Two military bases in the North are to close, it was announced last night, although no date was set for the closures.

The British Army barracks at Aughnacloy will be removed, according to the PSNI police. An installation at Clooney in County Derry is also to be closed and sold to the British government.

PSNI chief Hugh Orde said: ``This is a joint decision which has been taken by the Army and the police service after careful consideration. It is essentially prudent housekeeping and we believe that it will allow for the most efficient use of military resources.''

Sinn Fein assembly member Michelle Gildernew last night accused the government of ``rationalisation, not demilitarisation''.

She said that the continuation of an army base in nearby Clogher meant that the closure of Aughnacloy would have little impact on troop levels, in an area in which people had been ``the victims of an upsurge in British army harassment in recent times''.

RURAL SIEGE ENDS

Meanwhile, a massive eight-day ``security alert'' by the British Army has ended with nothing being found.

The operation at Ardboe on the shores of Lough Neagh started on February 2.

The area was saturated by British troops and people were prevented by the PSNI from entering the area on business unless they were residents.

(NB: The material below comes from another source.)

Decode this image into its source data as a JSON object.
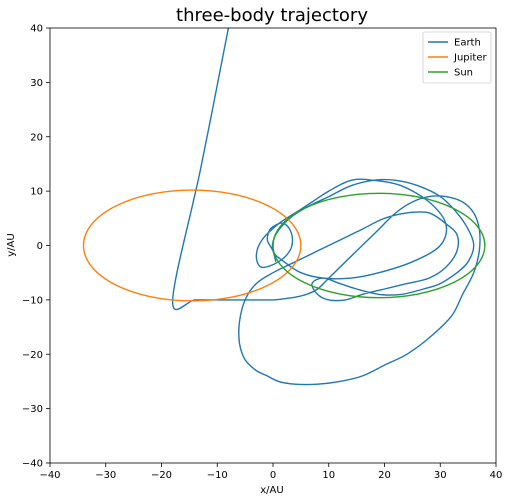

Farmers and fishermen complained about damage to their land, livelihoods and property during the alert.

The British Army claimed there was ``suspicious activity'' in the area on the afternoon of February 1 and that the security operation had begun the next day.

Sinn Fein Mid Ulster assembly member Martin McGuinness said he was raising the ``unacceptable'' disruption with the British government.

``No explanation was given by either the PSNI or the British Army as to the reason behind this operation involving hundreds of troops and PSNI with digging equipment... Ten years into cessations and five years after the Agreement it is totally unacceptable that communities continue to be subjected to this type of heavy handed militarisation.''

British officials denied that the operation had been a training exercise, describing the search as a ``rural rummage''.